Hôpital : "Sur les salaires, l'Etat n'a pas le choix"

"Il y a eu beaucoup de plans pour l’hôpital ces dernières années. Mais on est à un moment charnière. Avec cette crise du coronavirus, on a vu des changements à l’hôpital à une vitesse inimaginable", estime Etienne Lefebvre.
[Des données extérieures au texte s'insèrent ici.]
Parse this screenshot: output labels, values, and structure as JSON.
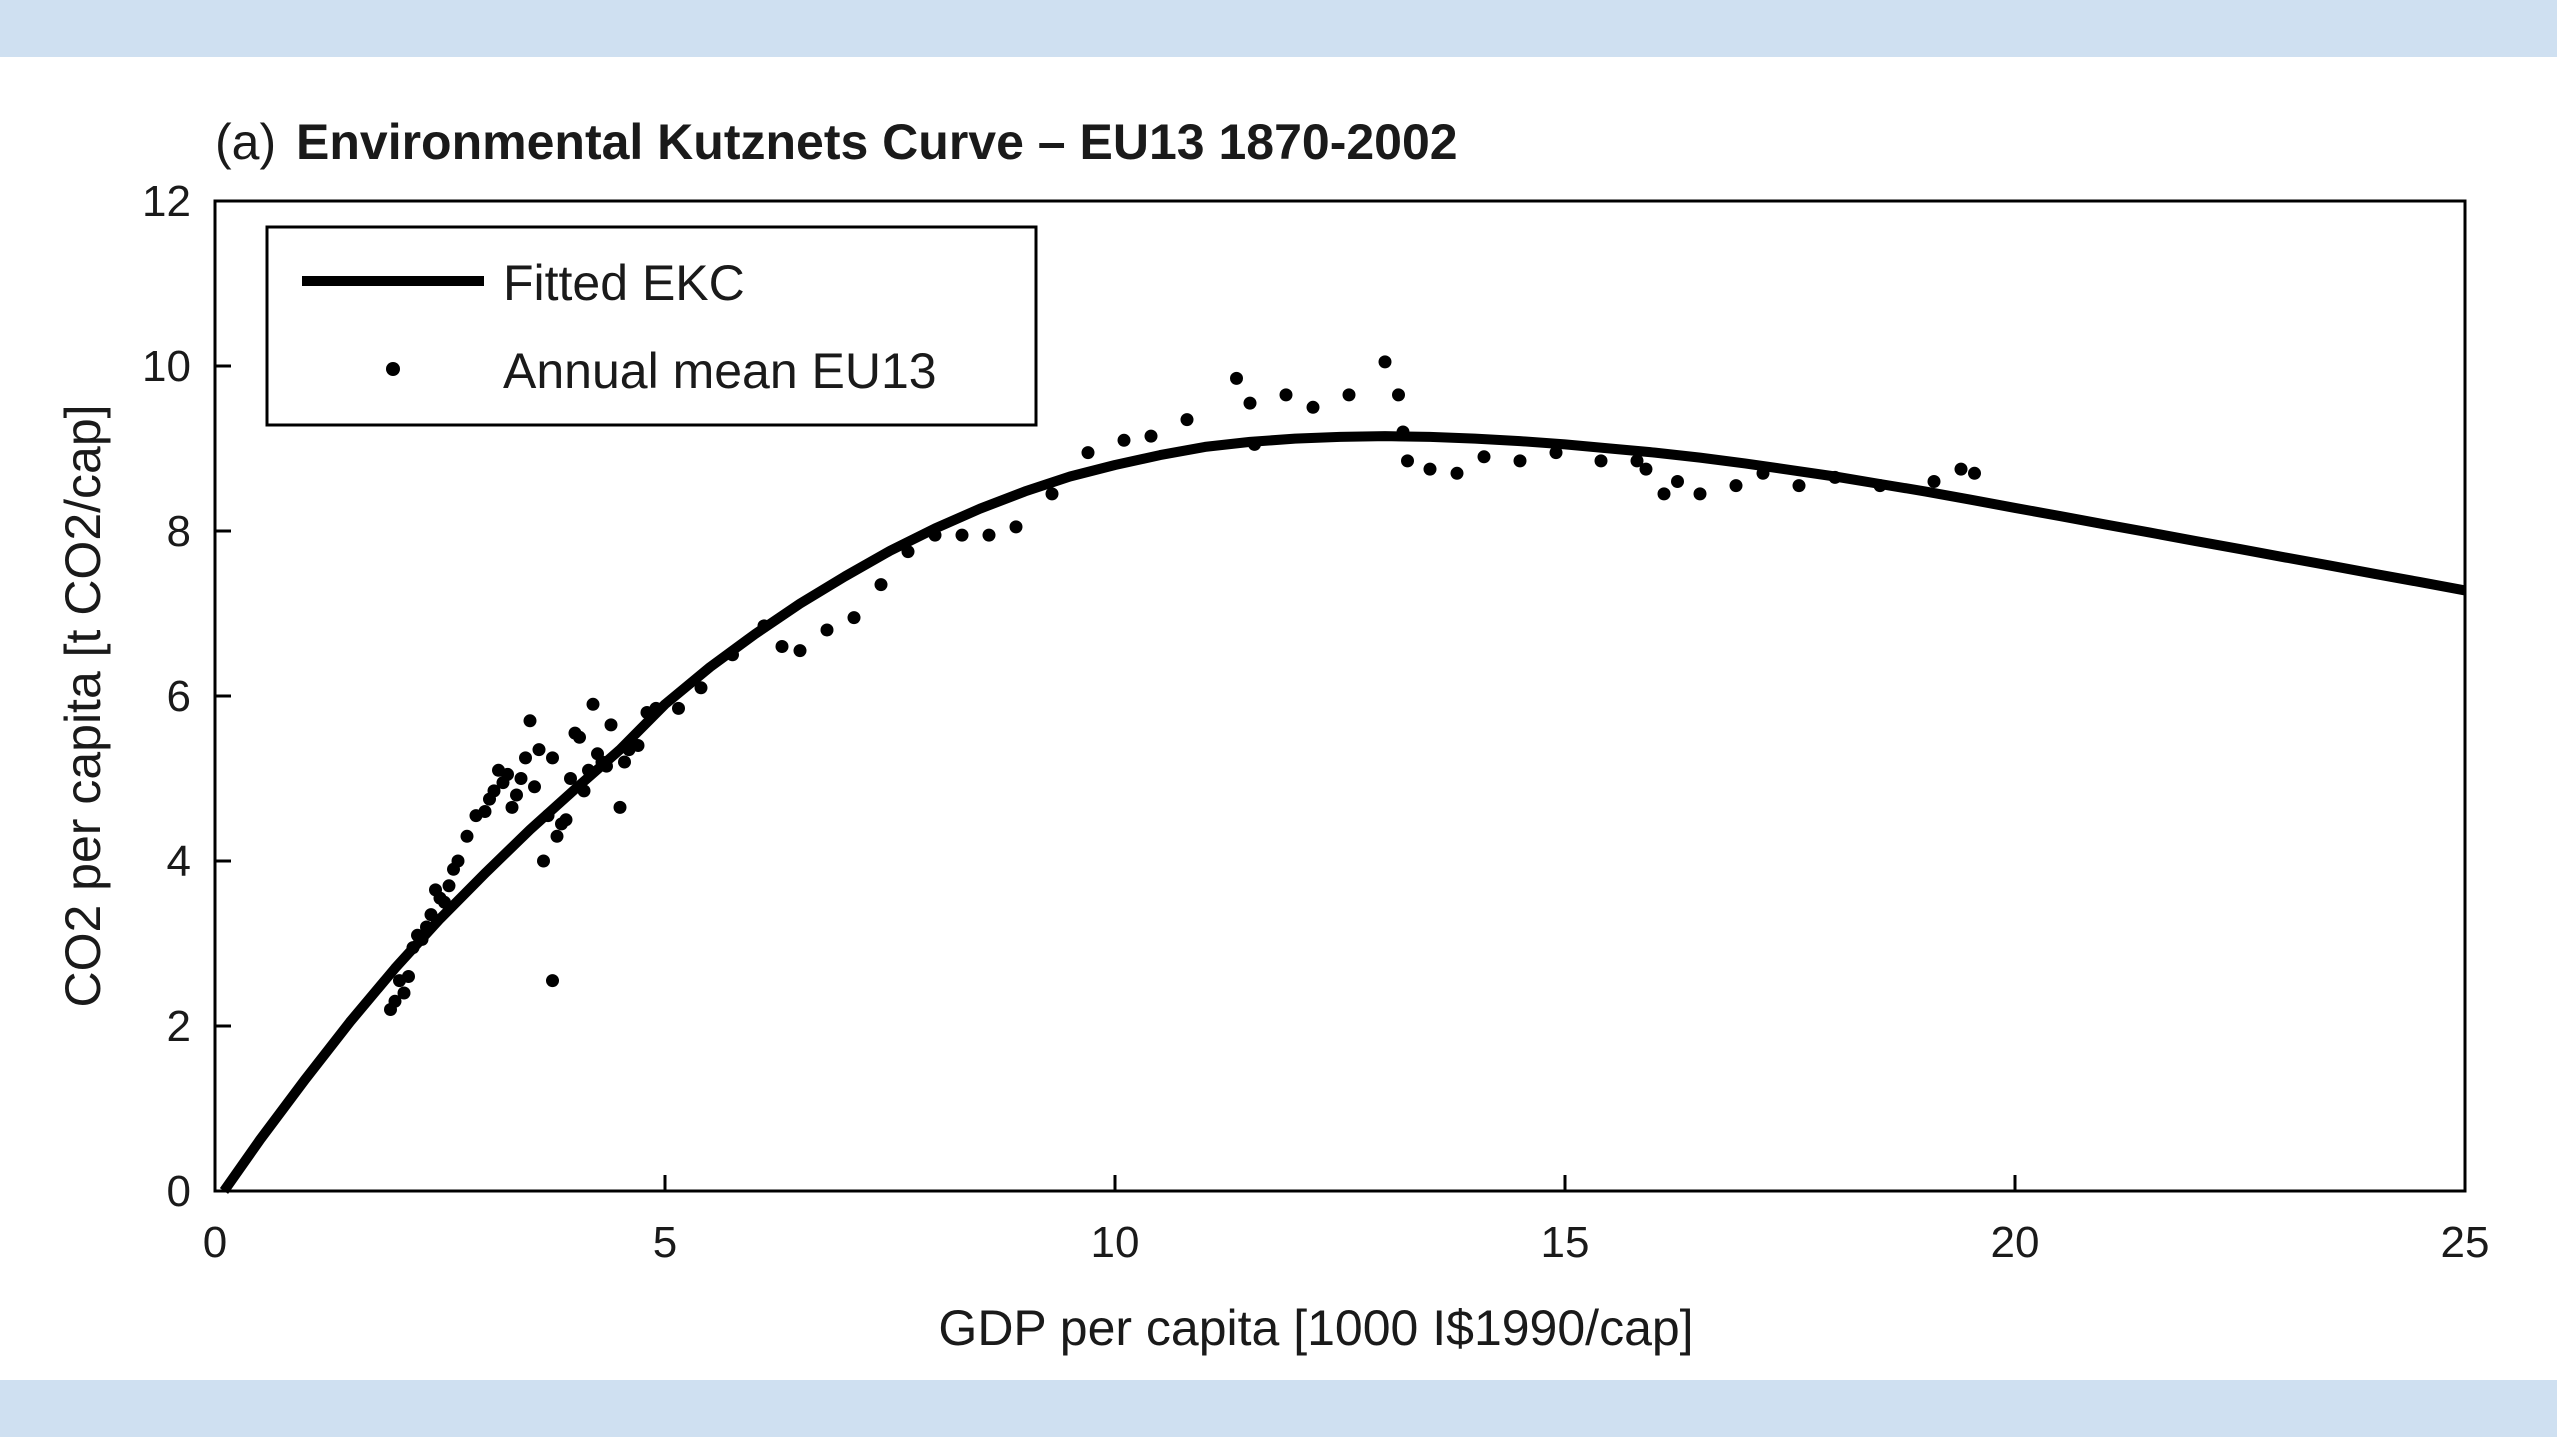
{
  "colors": {
    "band": "#cfe0f1",
    "ink": "#000000"
  },
  "chart_data": {
    "type": "scatter",
    "title_prefix": "(a)",
    "title": "Environmental Kutznets Curve – EU13 1870-2002",
    "xlabel": "GDP per capita [1000 I$1990/cap]",
    "ylabel": "CO2 per capita [t CO2/cap]",
    "xlim": [
      0,
      25
    ],
    "ylim": [
      0,
      12
    ],
    "xticks": [
      0,
      5,
      10,
      15,
      20,
      25
    ],
    "yticks": [
      0,
      2,
      4,
      6,
      8,
      10,
      12
    ],
    "grid": false,
    "legend_position": "top-left",
    "legend": [
      {
        "label": "Fitted EKC",
        "kind": "line"
      },
      {
        "label": "Annual mean EU13",
        "kind": "marker"
      }
    ],
    "series": [
      {
        "name": "Fitted EKC",
        "kind": "line",
        "x": [
          0.1,
          0.5,
          1,
          1.5,
          2,
          2.5,
          3,
          3.5,
          4,
          4.5,
          5,
          5.5,
          6,
          6.5,
          7,
          7.5,
          8,
          8.5,
          9,
          9.5,
          10,
          10.5,
          11,
          11.5,
          12,
          12.5,
          13,
          13.5,
          14,
          14.5,
          15,
          15.5,
          16,
          16.5,
          17,
          17.5,
          18,
          18.5,
          19,
          19.5,
          20,
          20.5,
          21,
          21.5,
          22,
          22.5,
          23,
          23.5,
          24,
          24.5,
          25
        ],
        "y": [
          0.0,
          0.62,
          1.35,
          2.05,
          2.7,
          3.3,
          3.85,
          4.38,
          4.87,
          5.35,
          5.9,
          6.35,
          6.75,
          7.12,
          7.45,
          7.76,
          8.03,
          8.27,
          8.48,
          8.66,
          8.8,
          8.92,
          9.02,
          9.08,
          9.12,
          9.14,
          9.15,
          9.14,
          9.12,
          9.09,
          9.05,
          9.0,
          8.95,
          8.89,
          8.82,
          8.74,
          8.66,
          8.57,
          8.48,
          8.38,
          8.28,
          8.18,
          8.08,
          7.98,
          7.88,
          7.78,
          7.68,
          7.58,
          7.48,
          7.38,
          7.28
        ]
      },
      {
        "name": "Annual mean EU13",
        "kind": "scatter",
        "x": [
          1.95,
          2.0,
          2.05,
          2.1,
          2.15,
          2.2,
          2.25,
          2.3,
          2.35,
          2.4,
          2.45,
          2.5,
          2.55,
          2.6,
          2.65,
          2.7,
          2.8,
          2.9,
          3.0,
          3.05,
          3.1,
          3.15,
          3.2,
          3.25,
          3.3,
          3.35,
          3.4,
          3.45,
          3.5,
          3.55,
          3.6,
          3.65,
          3.7,
          3.75,
          3.8,
          3.85,
          3.9,
          3.95,
          4.0,
          4.05,
          4.1,
          4.15,
          4.2,
          4.25,
          4.3,
          4.35,
          4.4,
          4.5,
          4.55,
          4.6,
          4.7,
          4.8,
          4.9,
          5.15,
          5.4,
          5.75,
          6.1,
          6.3,
          6.5,
          6.8,
          7.1,
          7.4,
          7.7,
          8.0,
          8.3,
          8.6,
          8.9,
          9.3,
          9.7,
          10.1,
          10.4,
          10.8,
          11.35,
          11.5,
          11.55,
          11.9,
          12.2,
          12.6,
          13.0,
          13.15,
          13.2,
          13.25,
          13.5,
          13.8,
          14.1,
          14.5,
          14.9,
          15.4,
          15.8,
          15.9,
          16.1,
          16.25,
          16.5,
          16.9,
          17.2,
          17.6,
          18.0,
          18.5,
          19.1,
          19.4,
          19.55,
          3.75
        ],
        "y": [
          2.2,
          2.3,
          2.55,
          2.4,
          2.6,
          2.95,
          3.1,
          3.05,
          3.2,
          3.35,
          3.65,
          3.55,
          3.5,
          3.7,
          3.9,
          4.0,
          4.3,
          4.55,
          4.6,
          4.75,
          4.85,
          5.1,
          4.95,
          5.05,
          4.65,
          4.8,
          5.0,
          5.25,
          5.7,
          4.9,
          5.35,
          4.0,
          4.55,
          5.25,
          4.3,
          4.45,
          4.5,
          5.0,
          5.55,
          5.5,
          4.85,
          5.1,
          5.9,
          5.3,
          5.2,
          5.15,
          5.65,
          4.65,
          5.2,
          5.35,
          5.4,
          5.8,
          5.85,
          5.85,
          6.1,
          6.5,
          6.85,
          6.6,
          6.55,
          6.8,
          6.95,
          7.35,
          7.75,
          7.95,
          7.95,
          7.95,
          8.05,
          8.45,
          8.95,
          9.1,
          9.15,
          9.35,
          9.85,
          9.55,
          9.05,
          9.65,
          9.5,
          9.65,
          10.05,
          9.65,
          9.2,
          8.85,
          8.75,
          8.7,
          8.9,
          8.85,
          8.95,
          8.85,
          8.85,
          8.75,
          8.45,
          8.6,
          8.45,
          8.55,
          8.7,
          8.55,
          8.65,
          8.55,
          8.6,
          8.75,
          8.7,
          2.55
        ]
      }
    ]
  }
}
Et le rédacteur en chef aux Echos de détailler : "On a vu des médecins hospitaliers travailler en bonne collaboration avec des médecins libéraux, on a vu des hôpitaux travailler en bonne collaboration avec des cliniques privées. On a vu des dizaines de milliers de patients pris en charge à leur domicile avec un suivi à distance très efficace. Même chose pour la téléconsultation qui a explosé et on a réussi à éviter l’afflux redouté aux urgences". 300 euros de plus par mois pour les infirmières "Il faut réussir à continuer toutes ces choses extraordinaires en période ordinaire, mais il y a la question des moyens qui va se poser", souligne le journaliste. "L’Etat s’apprête à épurer la dette de la sécurité sociale. Il va lui redonner de l’oxygène et reprendre la dette des hôpitaux. Il s’est engagé à revenir à la moyenne des salaires de l’UE, soit 300 euros de plus par mois pour les infirmières. Il y a des pénuries de soignants de toute façon, donc il n’a pas le choix", conclut Etienne Lefebvre.